Forty exosuits moved into the tunnels, and they didn’t do it quietly or subtly. Explosives blasted open accesses to other tunnels, and in a matter of minutes, Denis Romanov and his people were looking at six fire teams advancing down six different corridors, with four more hanging back, still in the tunnels, and three left on the surface.

He only had three fire teams left.

“Blow the charges,” he ordered Chan. “Then get ready.”

With the enemy drones sweeping ahead of them, there was only a small chance of actually catching the attackers in the mines and charges they’d placed in the tunnels, but they might still knock out a few of the soldiers—and in any case, it would reduce the approaches to where they’d dug in to a single tunnel.

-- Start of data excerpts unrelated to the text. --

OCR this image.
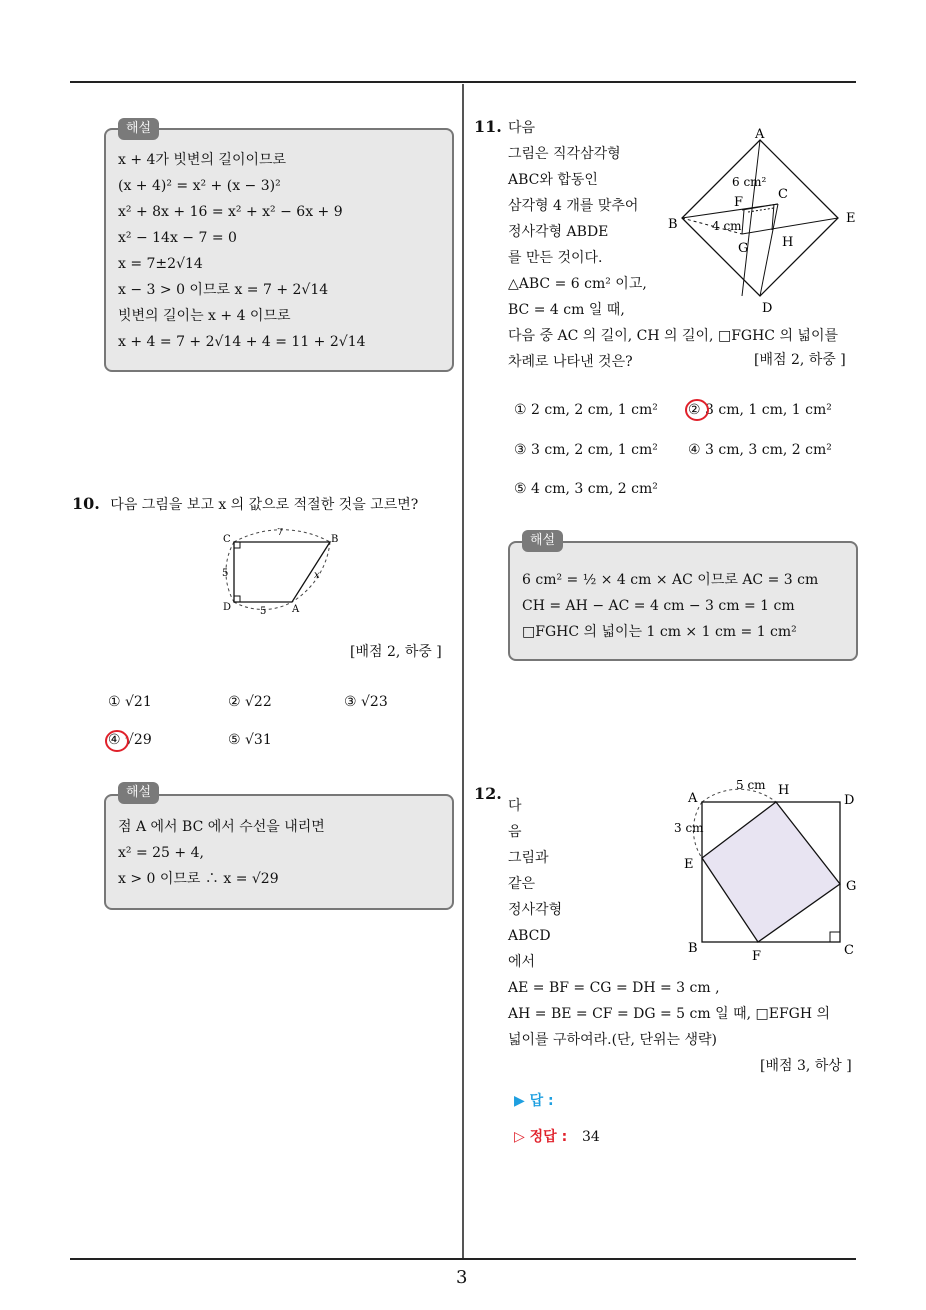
3
해설
x + 4가 빗변의 길이이므로
(x + 4)² = x² + (x − 3)²
x² + 8x + 16 = x² + x² − 6x + 9
x² − 14x − 7 = 0
x = 7±2√14
x − 3 > 0 이므로 x = 7 + 2√14
빗변의 길이는 x + 4 이므로
x + 4 = 7 + 2√14 + 4 = 11 + 2√14
10. 다음 그림을 보고 x 의 값으로 적절한 것을 고르면?
C	B
D	A
7
5
5
x
[배점 2, 하중 ]
① √21	② √22	③ √23
④ √29	⑤ √31
해설
점 A 에서 BC 에서 수선을 내리면
x² = 25 + 4,
x > 0 이므로 ∴ x = √29
11. 다음
그림은 직각삼각형
ABC와 합동인
삼각형 4 개를 맞추어
정사각형 ABDE
를 만든 것이다.
△ABC = 6 cm² 이고,
BC = 4 cm 일 때,
다음 중 AC 의 길이, CH 의 길이, □FGHC 의 넓이를
차례로 나타낸 것은?	[배점 2, 하중 ]
A
B
D
E
F
C
G	H
6 cm²
4 cm
① 2 cm, 2 cm, 1 cm² ② 3 cm, 1 cm, 1 cm²
③ 3 cm, 2 cm, 1 cm² ④ 3 cm, 3 cm, 2 cm²
⑤ 4 cm, 3 cm, 2 cm²
해설
6 cm² = ½ × 4 cm × AC 이므로 AC = 3 cm
CH = AH − AC = 4 cm − 3 cm = 1 cm
□FGHC 의 넓이는 1 cm × 1 cm = 1 cm²
12.
다
음
그림과
같은
정사각형
ABCD
에서
AE = BF = CG = DH = 3 cm ,
AH = BE = CF = DG = 5 cm 일 때, □EFGH 의
넓이를 구하여라.(단, 단위는 생략)
[배점 3, 하상 ]
A
H
D
E
G
B
F	C
5 cm
3 cm
▶ 답 :
▷ 정답 : 34
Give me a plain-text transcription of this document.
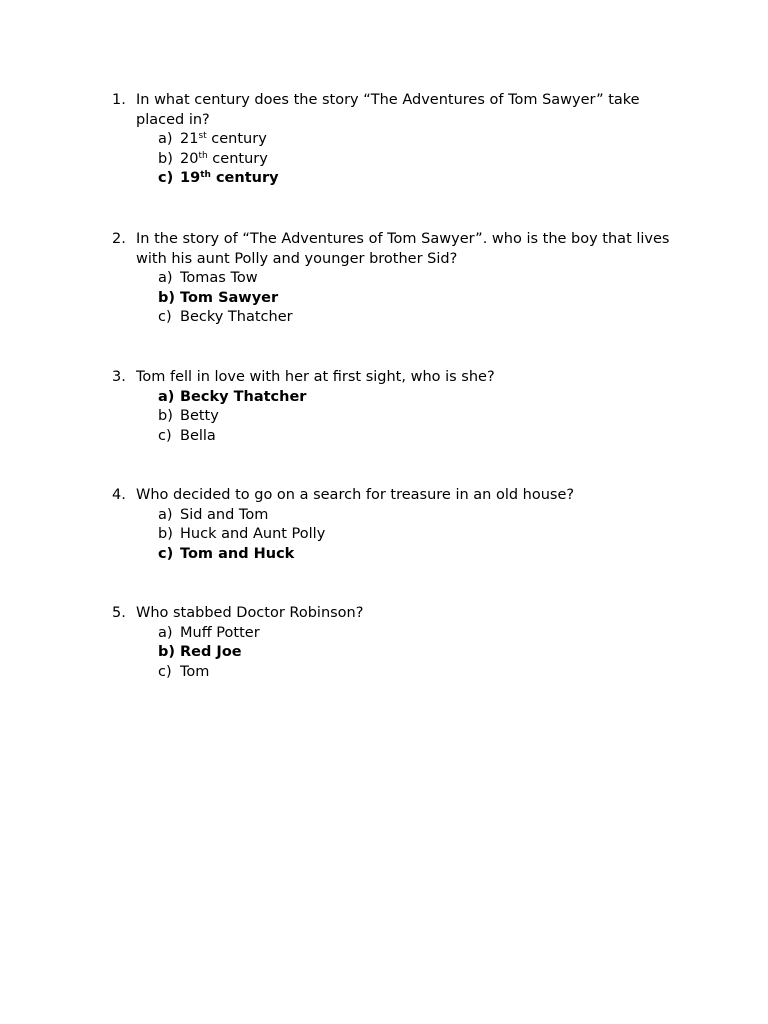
1. In what century does the story “The Adventures of Tom Sawyer” take placed in?
a) 21st century
b) 20th century
c) 19th century
2. In the story of “The Adventures of Tom Sawyer”. who is the boy that lives with his aunt Polly and younger brother Sid?
a) Tomas Tow
b) Tom Sawyer
c) Becky Thatcher
3. Tom fell in love with her at first sight, who is she?
a) Becky Thatcher
b) Betty
c) Bella
4. Who decided to go on a search for treasure in an old house?
a) Sid and Tom
b) Huck and Aunt Polly
c) Tom and Huck
5. Who stabbed Doctor Robinson?
a) Muff Potter
b) Red Joe
c) Tom
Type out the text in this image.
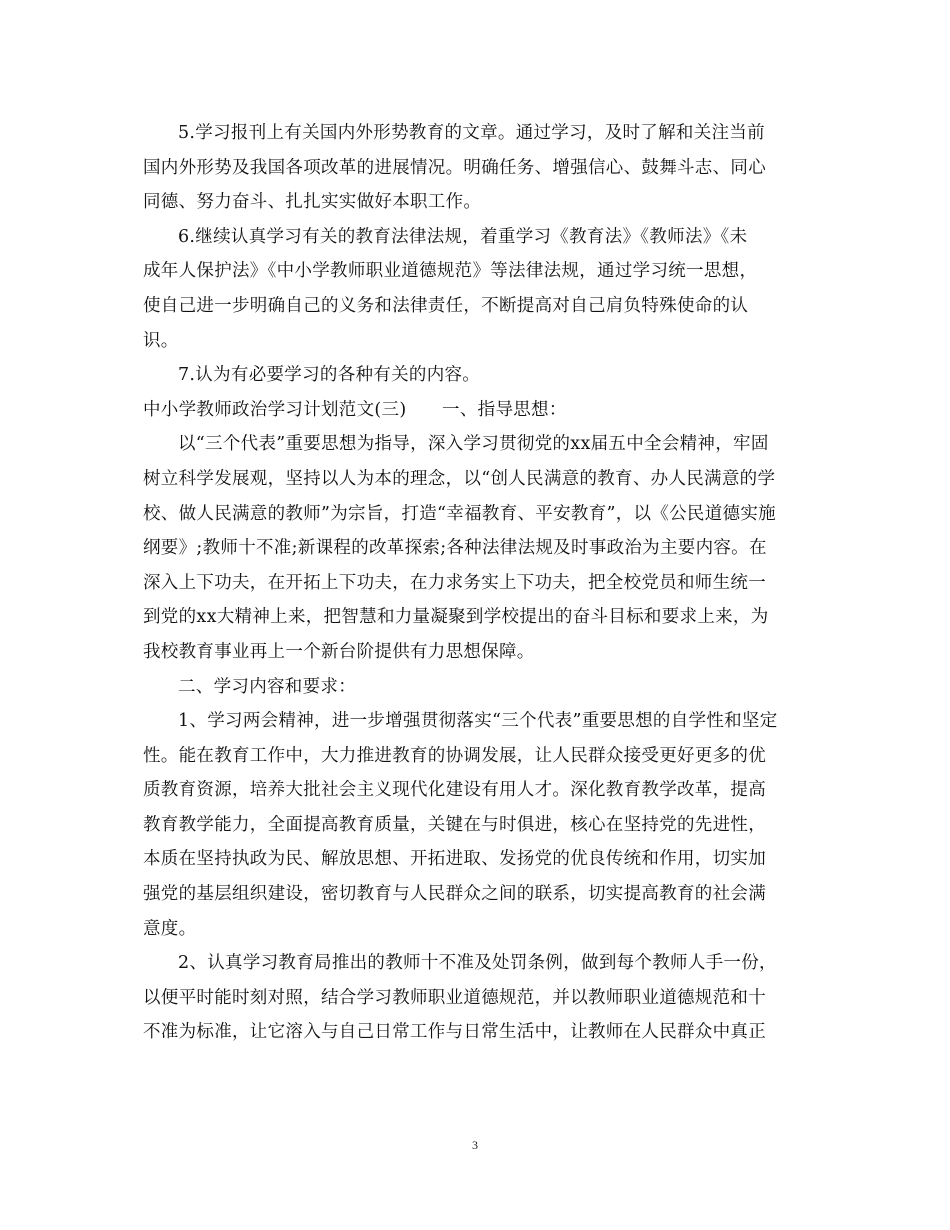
5.学习报刊上有关国内外形势教育的文章。通过学习，及时了解和关注当前
国内外形势及我国各项改革的进展情况。明确任务、增强信心、鼓舞斗志、同心
同德、努力奋斗、扎扎实实做好本职工作。
6.继续认真学习有关的教育法律法规，着重学习《教育法》《教师法》《未
成年人保护法》《中小学教师职业道德规范》等法律法规，通过学习统一思想，
使自己进一步明确自己的义务和法律责任，不断提高对自己肩负特殊使命的认
识。
7.认为有必要学习的各种有关的内容。
中小学教师政治学习计划范文(三)　　一、指导思想：
以“三个代表”重要思想为指导，深入学习贯彻党的xx届五中全会精神，牢固
树立科学发展观，坚持以人为本的理念，以“创人民满意的教育、办人民满意的学
校、做人民满意的教师”为宗旨，打造“幸福教育、平安教育”，以《公民道德实施
纲要》;教师十不准;新课程的改革探索;各种法律法规及时事政治为主要内容。在
深入上下功夫，在开拓上下功夫，在力求务实上下功夫，把全校党员和师生统一
到党的xx大精神上来，把智慧和力量凝聚到学校提出的奋斗目标和要求上来，为
我校教育事业再上一个新台阶提供有力思想保障。
二、学习内容和要求：
1、学习两会精神，进一步增强贯彻落实“三个代表”重要思想的自学性和坚定
性。能在教育工作中，大力推进教育的协调发展，让人民群众接受更好更多的优
质教育资源，培养大批社会主义现代化建设有用人才。深化教育教学改革，提高
教育教学能力，全面提高教育质量，关键在与时俱进，核心在坚持党的先进性，
本质在坚持执政为民、解放思想、开拓进取、发扬党的优良传统和作用，切实加
强党的基层组织建设，密切教育与人民群众之间的联系，切实提高教育的社会满
意度。
2、认真学习教育局推出的教师十不准及处罚条例，做到每个教师人手一份，
以便平时能时刻对照，结合学习教师职业道德规范，并以教师职业道德规范和十
不准为标准，让它溶入与自己日常工作与日常生活中，让教师在人民群众中真正
3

The ground trembled again, the explosives much closer though far less powerful than the antimatter bombs they’d set off on the surface.

Tunnels collapsed, taking the handful of scattered eyes Denis still had underground with them and leaving only one clean approach to his position and the civilians behind him.

The area outside the initial cave collapse had been a larger crossroads area of some kind, an open space large enough to let half a dozen of the Marines easily fire down the single remaining corridor leading in—and to allow all of the remaining Marines to fire on anyone who actually made it in.

It was as good a defensive position as Denis had found. If they were going to hold these strange soldiers anywhere, it was going to be there.

“Here they come,” Chan announced over the network, hefting his own battle rifle as the seconds continued to tick by with agonizing slowness.

And then the enemy was there. The Marines saw scouting drones first, but Denis saw no reason to give the attackers a good look at their position.

“Take them down,” he ordered, firing as he spoke.